Mary has left behind a legacy and an understanding very few therapists will ever rightly gain, a true pioneer of our work, whom I personally feel very honoured to have been trained by. I know she is very sadly missed.

I am sure many that had the privilege of meeting her will reminisce on some very fond memories of her 'true to form' character that has made many a story for both students of ESMA and clients. A formidable lady with an extraordinary gift and the kindest of hearts.

I particularly love this excerpt from 'The Independent’ published in 1997 aptly titled 'Woman With Touch Of Gold'.

"…But if the idea of a personal physio for a horse seems indulgent, why should it? These days no self-respecting athlete would run a step without one, and racehorses are but sportsmen and women in equine form".

Downs House, Mary's home, was the first equestrian rehabilitation yard in the world in 1984, and it is quite astonishing now to think how far the equestrian world has come.

It is now commonplace for sport horses to have personal 'therapists', but there is still so much to be done and so much knowledge and understanding to be gained from and about these beautiful animals.

That paragraph reminds me why it is so important to keep this dear and incredibly well founded association alive, continuing in Mary's quest to make 'therapy' for horses and riders thought of around the world as a requirement, not an indulgence, and ultimately to always try and educate and help the horses as much as we can.

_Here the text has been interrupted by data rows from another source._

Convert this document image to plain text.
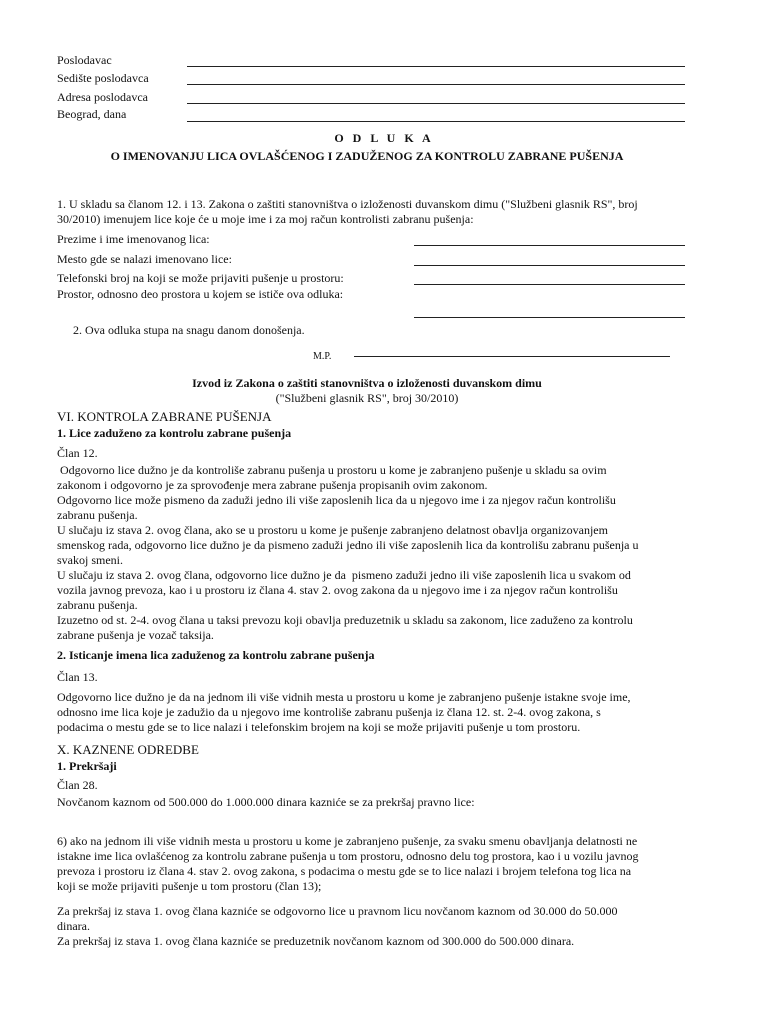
Poslodavac
Sedište poslodavca
Adresa poslodavca
Beograd, dana
O D L U K A
O IMENOVANJU LICA OVLAŠĆENOG I ZADUŽENOG ZA KONTROLU ZABRANE PUŠENJA
1. U skladu sa članom 12. i 13. Zakona o zaštiti stanovništva o izloženosti duvanskom dimu ("Službeni glasnik RS", broj
30/2010) imenujem lice koje će u moje ime i za moj račun kontrolisti zabranu pušenja:
Prezime i ime imenovanog lica:
Mesto gde se nalazi imenovano lice:
Telefonski broj na koji se može prijaviti pušenje u prostoru:
Prostor, odnosno deo prostora u kojem se ističe ova odluka:
2. Ova odluka stupa na snagu danom donošenja.
M.P.
Izvod iz Zakona o zaštiti stanovništva o izloženosti duvanskom dimu
("Službeni glasnik RS", broj 30/2010)
VI. KONTROLA ZABRANE PUŠENJA
1. Lice zaduženo za kontrolu zabrane pušenja
Član 12.
Odgovorno lice dužno je da kontroliše zabranu pušenja u prostoru u kome je zabranjeno pušenje u skladu sa ovim
zakonom i odgovorno je za sprovođenje mera zabrane pušenja propisanih ovim zakonom.
Odgovorno lice može pismeno da zaduži jedno ili više zaposlenih lica da u njegovo ime i za njegov račun kontrolišu
zabranu pušenja.
U slučaju iz stava 2. ovog člana, ako se u prostoru u kome je pušenje zabranjeno delatnost obavlja organizovanjem
smenskog rada, odgovorno lice dužno je da pismeno zaduži jedno ili više zaposlenih lica da kontrolišu zabranu pušenja u
svakoj smeni.
U slučaju iz stava 2. ovog člana, odgovorno lice dužno je da  pismeno zaduži jedno ili više zaposlenih lica u svakom od
vozila javnog prevoza, kao i u prostoru iz člana 4. stav 2. ovog zakona da u njegovo ime i za njegov račun kontrolišu
zabranu pušenja.
Izuzetno od st. 2-4. ovog člana u taksi prevozu koji obavlja preduzetnik u skladu sa zakonom, lice zaduženo za kontrolu
zabrane pušenja je vozač taksija.
2. Isticanje imena lica zaduženog za kontrolu zabrane pušenja
Član 13.
Odgovorno lice dužno je da na jednom ili više vidnih mesta u prostoru u kome je zabranjeno pušenje istakne svoje ime,
odnosno ime lica koje je zadužio da u njegovo ime kontroliše zabranu pušenja iz člana 12. st. 2-4. ovog zakona, s
podacima o mestu gde se to lice nalazi i telefonskim brojem na koji se može prijaviti pušenje u tom prostoru.
X. KAZNENE ODREDBE
1. Prekršaji
Član 28.
Novčanom kaznom od 500.000 do 1.000.000 dinara kazniće se za prekršaj pravno lice:
6) ako na jednom ili više vidnih mesta u prostoru u kome je zabranjeno pušenje, za svaku smenu obavljanja delatnosti ne
istakne ime lica ovlašćenog za kontrolu zabrane pušenja u tom prostoru, odnosno delu tog prostora, kao i u vozilu javnog
prevoza i prostoru iz člana 4. stav 2. ovog zakona, s podacima o mestu gde se to lice nalazi i brojem telefona tog lica na
koji se može prijaviti pušenje u tom prostoru (član 13);
Za prekršaj iz stava 1. ovog člana kazniće se odgovorno lice u pravnom licu novčanom kaznom od 30.000 do 50.000
dinara.
Za prekršaj iz stava 1. ovog člana kazniće se preduzetnik novčanom kaznom od 300.000 do 500.000 dinara.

Mary played a huge role within Team New Zealand at the Olympics and there will be many professionals saddened by her loss and grateful for all that she gave. Her books will continue to be read by every student with a passion for healing horses, and students and client’s stories of her larger than life character will live on.

I, along with all those that had the privilege of meeting her and the many that have read about her or read her books, thank her for so much, for not only defining and paving the careers for equestrian therapists, but teaching the world of the wonders of therapy to both horse and rider.

My aim as Chair is to uphold what I see as 'Mary's association', I know Mary would have understood and supported our vision for changing the name, branding and focus behind this great association, and I will always try my hardest to uphold the ESTA.